Si voltò verso Erza, che aveva pescato da sotto il letto una pistola, una Mle 1892. Non la stava puntando contro di lui, ma la teneva saldamente, pronta a reagire in caso di un'azione violenta.
«Eri contro Franco? Stavi coi repubblicani?» domandò seria. Gerard, dopo un attimo di esitazione, annuì, senza compiere alcun movimento sospetto. Erza si mise la pistola nella cintura ed uscì dalla stanza.
Tornò qualche secondo dopo con un pezzo di pane e un piatto di minestra.
«Devi essere affamato» disse lei in tono decisamente più gentile, porgendogli il piatto. «Tieni»
Gerard annuì ancora e mormorò un "grazie". Aveva una pronuncia francese ottima, quasi a confermare che non facesse parte dei bassifondi delle città spagnole, ma piuttosto fosse un uomo che fino a poco tempo prima conduceva una vita decisamente agiata.

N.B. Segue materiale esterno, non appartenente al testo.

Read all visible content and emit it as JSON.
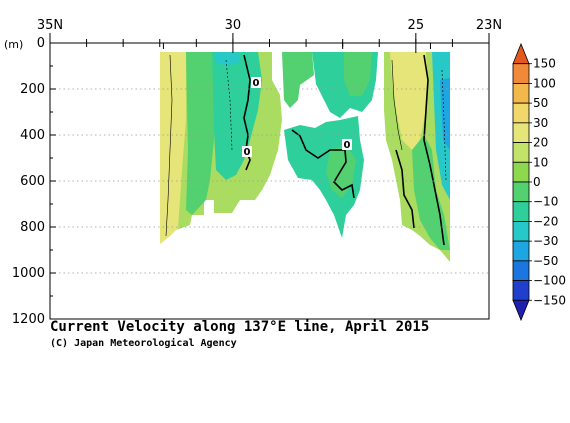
{
  "chart_data": {
    "type": "heatmap",
    "title": "Current Velocity along 137°E line, April 2015",
    "credit": "(C) Japan Meteorological Agency",
    "x_axis": {
      "ticks": [
        {
          "value": 35,
          "label": "35N"
        },
        {
          "value": 30,
          "label": "30"
        },
        {
          "value": 25,
          "label": "25"
        },
        {
          "value": 23,
          "label": "23N"
        }
      ],
      "range": [
        35,
        23
      ],
      "position": "top"
    },
    "y_axis": {
      "unit_label": "(m)",
      "ticks": [
        0,
        200,
        400,
        600,
        800,
        1000,
        1200
      ],
      "range": [
        0,
        1200
      ],
      "inverted": true,
      "grid": "dotted"
    },
    "contour_labels": [
      "0",
      "0",
      "0"
    ],
    "colorbar": {
      "labels": [
        "150",
        "100",
        "50",
        "30",
        "20",
        "10",
        "0",
        "−10",
        "−20",
        "−30",
        "−50",
        "−100",
        "−150"
      ],
      "colors": [
        "#e4581f",
        "#f08a3a",
        "#f3b84c",
        "#f2d86a",
        "#e5e57a",
        "#c2e26a",
        "#8ed850",
        "#53d070",
        "#2ecf9a",
        "#27c8c8",
        "#1ea6e2",
        "#1c76e0",
        "#1f3fcc",
        "#2020b0"
      ]
    },
    "colors": {
      "data_edge": "#f2d86a",
      "warm_fill": "#e5e57a",
      "mid_fill": "#a9dc60",
      "green_fill": "#53d070",
      "cool_fill": "#2ecf9a",
      "cyan_fill": "#27c8c8",
      "blue_fill": "#1ea6e2"
    }
  }
}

«Siete un'infermiera signorina...?» domandò Gerard.
La ragazza scosse la testa: «Il mio nome è Erza, solo Erza. E no, non sono un'infermiera, sono una combattente»

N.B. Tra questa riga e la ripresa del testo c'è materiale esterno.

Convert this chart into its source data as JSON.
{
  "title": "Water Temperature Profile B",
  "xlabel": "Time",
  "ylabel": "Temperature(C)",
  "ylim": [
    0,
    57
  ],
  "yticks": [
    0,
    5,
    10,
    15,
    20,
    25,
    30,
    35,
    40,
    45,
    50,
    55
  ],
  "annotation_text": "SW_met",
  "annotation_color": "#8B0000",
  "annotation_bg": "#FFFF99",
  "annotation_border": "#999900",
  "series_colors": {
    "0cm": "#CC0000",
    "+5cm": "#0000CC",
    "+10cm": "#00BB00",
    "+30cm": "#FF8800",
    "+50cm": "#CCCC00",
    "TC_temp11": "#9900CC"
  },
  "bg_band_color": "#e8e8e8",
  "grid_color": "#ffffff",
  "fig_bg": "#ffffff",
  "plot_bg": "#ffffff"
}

Fernandez addentò un pezzo di pane: «Sono in un covo di partigiani?» 
Erza annuì e il ragazzo sospirò sollevato.
«Solo Erza?» domandò poi, mentre assaporava la minestra. «Non avete un cognome?»
«No. Avevo un cognome, ma esso non mi rappresenta più, quindi l'ho eliminato dalla mia vita» si voltò verso la porta, quasi vergognandosi di quell'affermazione.

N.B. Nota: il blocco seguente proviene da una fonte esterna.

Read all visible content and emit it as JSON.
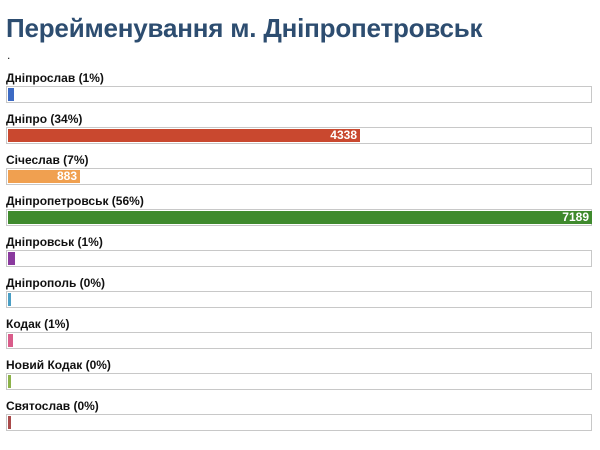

«Immagino,» disse semplicemente il giovane uomo «che sia giusto scegliere di cambiare quando non ci si sente più a proprio agio con degli ideali o con delle persone»
Erza tornò a fissarlo. Quell'uomo sembrava essere capace di capire ciò che aveva attanagliato il suo cuore per mesi, dopo che era riuscita a scappare prima di trasferirsi a Parigi con sua madre.
Si alzò in piedi e gli augurò la buonanotte senza aggiungere altro. Gerard rispose flebilmente, poi spense la candela e si riaddormentò.

 
§

«Vorrei ringraziarvi per avermi accolto, monsieur Dreyar. Per qualsiasi cosa...»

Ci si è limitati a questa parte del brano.